By David Cole, Professor of Law, Georgetown University Law Center
What should a lawyer do when asked if it's legal to slam suspects into walls, strip them naked, deprive them of sleep for eleven days straight, force them into cramped stress positions and small dark boxes for hours on end, and waterboard them until they fear they are drowning? The answer should be obvious. Such conduct is flatly forbidden - by US and international law. It is cruel. It is inhumane. It is degrading. And it is torture.

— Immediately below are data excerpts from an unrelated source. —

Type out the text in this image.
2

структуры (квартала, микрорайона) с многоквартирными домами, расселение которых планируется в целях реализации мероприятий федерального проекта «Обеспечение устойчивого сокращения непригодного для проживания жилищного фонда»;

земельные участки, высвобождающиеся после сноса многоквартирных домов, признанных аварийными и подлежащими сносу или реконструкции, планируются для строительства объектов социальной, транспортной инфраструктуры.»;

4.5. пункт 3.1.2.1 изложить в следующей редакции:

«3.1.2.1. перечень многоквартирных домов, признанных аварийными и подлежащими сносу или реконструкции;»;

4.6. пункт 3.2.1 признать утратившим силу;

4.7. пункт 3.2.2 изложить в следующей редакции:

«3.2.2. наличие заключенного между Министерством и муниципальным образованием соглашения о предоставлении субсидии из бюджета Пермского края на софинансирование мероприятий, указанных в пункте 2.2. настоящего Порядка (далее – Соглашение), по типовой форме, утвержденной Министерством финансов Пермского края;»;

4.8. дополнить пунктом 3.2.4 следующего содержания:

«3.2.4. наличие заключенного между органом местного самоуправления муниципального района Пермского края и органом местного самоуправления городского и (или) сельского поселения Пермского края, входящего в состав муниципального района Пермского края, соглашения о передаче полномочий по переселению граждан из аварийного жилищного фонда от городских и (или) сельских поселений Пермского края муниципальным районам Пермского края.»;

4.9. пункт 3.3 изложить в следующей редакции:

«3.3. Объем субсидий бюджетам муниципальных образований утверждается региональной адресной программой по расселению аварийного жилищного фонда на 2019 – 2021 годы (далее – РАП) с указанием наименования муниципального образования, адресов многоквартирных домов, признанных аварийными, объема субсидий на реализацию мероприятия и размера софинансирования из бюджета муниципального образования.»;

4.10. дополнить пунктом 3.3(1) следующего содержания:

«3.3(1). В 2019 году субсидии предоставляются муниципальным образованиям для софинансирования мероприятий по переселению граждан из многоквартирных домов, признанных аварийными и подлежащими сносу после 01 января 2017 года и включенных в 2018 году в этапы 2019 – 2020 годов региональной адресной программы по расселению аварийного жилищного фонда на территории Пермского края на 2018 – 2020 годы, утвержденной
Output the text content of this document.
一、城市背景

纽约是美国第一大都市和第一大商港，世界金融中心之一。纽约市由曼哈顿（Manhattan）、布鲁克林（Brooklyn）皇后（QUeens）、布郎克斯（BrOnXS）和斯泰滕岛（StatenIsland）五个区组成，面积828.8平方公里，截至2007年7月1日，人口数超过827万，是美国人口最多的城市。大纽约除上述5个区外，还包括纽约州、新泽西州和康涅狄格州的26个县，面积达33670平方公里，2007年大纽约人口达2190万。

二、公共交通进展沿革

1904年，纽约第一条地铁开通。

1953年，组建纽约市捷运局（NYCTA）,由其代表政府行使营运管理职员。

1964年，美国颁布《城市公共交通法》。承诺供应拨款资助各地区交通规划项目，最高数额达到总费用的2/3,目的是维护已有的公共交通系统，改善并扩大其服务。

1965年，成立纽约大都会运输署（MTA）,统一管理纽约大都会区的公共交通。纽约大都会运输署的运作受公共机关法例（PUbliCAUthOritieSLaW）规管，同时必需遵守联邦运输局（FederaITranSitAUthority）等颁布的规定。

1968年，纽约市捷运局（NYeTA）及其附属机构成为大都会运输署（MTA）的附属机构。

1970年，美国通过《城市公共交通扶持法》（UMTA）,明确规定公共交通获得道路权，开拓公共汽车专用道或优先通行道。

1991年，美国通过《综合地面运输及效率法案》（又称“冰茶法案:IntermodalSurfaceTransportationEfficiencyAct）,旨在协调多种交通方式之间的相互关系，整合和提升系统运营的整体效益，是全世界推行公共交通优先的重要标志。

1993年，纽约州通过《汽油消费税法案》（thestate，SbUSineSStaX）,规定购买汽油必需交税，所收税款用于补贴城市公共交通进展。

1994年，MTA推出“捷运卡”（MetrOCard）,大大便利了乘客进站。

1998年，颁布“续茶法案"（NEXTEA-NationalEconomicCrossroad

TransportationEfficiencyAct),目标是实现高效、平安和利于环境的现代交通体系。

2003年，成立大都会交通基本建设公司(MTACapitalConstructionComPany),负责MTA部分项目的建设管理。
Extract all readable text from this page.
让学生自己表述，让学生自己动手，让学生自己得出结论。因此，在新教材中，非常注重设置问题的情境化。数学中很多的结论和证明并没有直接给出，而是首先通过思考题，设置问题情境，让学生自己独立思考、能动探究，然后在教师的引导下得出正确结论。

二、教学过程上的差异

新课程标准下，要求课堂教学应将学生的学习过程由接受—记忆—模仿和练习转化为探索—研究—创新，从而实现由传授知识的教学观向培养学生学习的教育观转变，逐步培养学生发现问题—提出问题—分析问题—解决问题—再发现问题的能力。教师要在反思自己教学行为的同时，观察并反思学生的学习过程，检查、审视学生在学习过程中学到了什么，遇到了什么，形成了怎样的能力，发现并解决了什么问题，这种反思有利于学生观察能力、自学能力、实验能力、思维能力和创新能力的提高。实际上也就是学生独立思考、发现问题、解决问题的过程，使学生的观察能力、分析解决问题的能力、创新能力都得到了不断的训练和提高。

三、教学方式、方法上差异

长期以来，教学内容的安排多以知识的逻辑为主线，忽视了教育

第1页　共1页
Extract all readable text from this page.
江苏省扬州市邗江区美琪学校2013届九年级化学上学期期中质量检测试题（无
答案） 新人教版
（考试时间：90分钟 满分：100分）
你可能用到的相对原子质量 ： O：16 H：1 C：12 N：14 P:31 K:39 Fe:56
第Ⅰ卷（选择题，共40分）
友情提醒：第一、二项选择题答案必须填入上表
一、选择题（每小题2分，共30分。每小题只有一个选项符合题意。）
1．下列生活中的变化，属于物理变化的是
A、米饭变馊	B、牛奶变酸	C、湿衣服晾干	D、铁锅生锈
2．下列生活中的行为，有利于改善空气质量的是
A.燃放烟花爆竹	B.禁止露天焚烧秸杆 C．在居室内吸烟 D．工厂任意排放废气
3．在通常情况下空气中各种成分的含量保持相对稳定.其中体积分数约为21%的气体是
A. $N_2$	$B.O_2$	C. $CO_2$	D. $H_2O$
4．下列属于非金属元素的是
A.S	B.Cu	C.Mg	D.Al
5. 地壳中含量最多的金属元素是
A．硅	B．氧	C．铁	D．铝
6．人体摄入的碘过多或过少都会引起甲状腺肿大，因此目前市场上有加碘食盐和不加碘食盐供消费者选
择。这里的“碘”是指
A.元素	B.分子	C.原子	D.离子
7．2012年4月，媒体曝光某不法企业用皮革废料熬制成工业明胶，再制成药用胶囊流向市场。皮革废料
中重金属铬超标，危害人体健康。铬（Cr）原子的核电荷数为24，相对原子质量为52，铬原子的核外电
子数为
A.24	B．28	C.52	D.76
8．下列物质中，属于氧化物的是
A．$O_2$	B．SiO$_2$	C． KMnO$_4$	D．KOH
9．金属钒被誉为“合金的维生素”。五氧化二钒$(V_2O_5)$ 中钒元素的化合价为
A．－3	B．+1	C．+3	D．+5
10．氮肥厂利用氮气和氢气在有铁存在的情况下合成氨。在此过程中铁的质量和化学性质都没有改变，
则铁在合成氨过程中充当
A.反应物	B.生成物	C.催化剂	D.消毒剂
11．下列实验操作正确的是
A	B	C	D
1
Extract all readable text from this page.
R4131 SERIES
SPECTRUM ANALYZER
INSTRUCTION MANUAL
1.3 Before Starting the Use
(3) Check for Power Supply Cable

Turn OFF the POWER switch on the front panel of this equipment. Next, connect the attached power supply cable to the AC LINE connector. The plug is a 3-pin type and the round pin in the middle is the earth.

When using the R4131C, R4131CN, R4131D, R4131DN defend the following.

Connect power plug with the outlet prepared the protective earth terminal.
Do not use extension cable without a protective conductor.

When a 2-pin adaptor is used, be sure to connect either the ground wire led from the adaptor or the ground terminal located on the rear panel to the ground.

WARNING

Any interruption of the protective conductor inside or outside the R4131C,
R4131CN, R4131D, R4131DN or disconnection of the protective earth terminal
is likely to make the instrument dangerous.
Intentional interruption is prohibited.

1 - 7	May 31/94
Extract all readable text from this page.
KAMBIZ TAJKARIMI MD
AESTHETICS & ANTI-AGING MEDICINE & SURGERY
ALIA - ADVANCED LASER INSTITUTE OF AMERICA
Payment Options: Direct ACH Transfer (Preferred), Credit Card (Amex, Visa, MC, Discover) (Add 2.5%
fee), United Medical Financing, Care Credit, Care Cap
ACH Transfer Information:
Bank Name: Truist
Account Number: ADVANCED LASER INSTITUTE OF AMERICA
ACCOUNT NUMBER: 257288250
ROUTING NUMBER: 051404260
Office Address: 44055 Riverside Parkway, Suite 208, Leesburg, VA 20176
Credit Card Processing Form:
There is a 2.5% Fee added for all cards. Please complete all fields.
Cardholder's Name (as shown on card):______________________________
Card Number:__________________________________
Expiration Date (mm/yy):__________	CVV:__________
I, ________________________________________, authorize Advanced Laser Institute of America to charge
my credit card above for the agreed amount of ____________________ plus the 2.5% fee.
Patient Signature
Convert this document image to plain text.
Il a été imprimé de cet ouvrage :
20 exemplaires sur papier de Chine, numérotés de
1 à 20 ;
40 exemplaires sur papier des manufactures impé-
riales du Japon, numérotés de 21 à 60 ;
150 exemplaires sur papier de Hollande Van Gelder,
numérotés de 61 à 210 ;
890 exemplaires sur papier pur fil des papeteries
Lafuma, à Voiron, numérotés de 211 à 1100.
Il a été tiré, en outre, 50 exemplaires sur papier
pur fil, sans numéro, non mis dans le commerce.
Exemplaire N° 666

When lawyers in the Bush administration's Justice Department were asked that question, however, they said yes. And they continued to say yes, in secret, even as the law developed in public to confirm the absolute illegality of such conduct. Instead of requiring the CIA to conform its conduct to the dictates of law, the lawyers became accomplices to torture, twisting the law to facilitate abuse.
How did they do so? For years, we could only speculate - all but two of the memos on the issue were secret, including all the memos that discussed the CIA's tactics in any way whatsoever. Thanks to a lawsuit by the ACLU and a more forthcoming approach by the Obama administration, we can now see just how lawyers in the Justice Department's Office of Legal Counsel rationalized the unthinkable. The documents I have reproduced in The Torture Memos are the "smoking gun" in the United States' descent into torture. They allow readers to see, first-hand, how law -- and lawyers -- failed.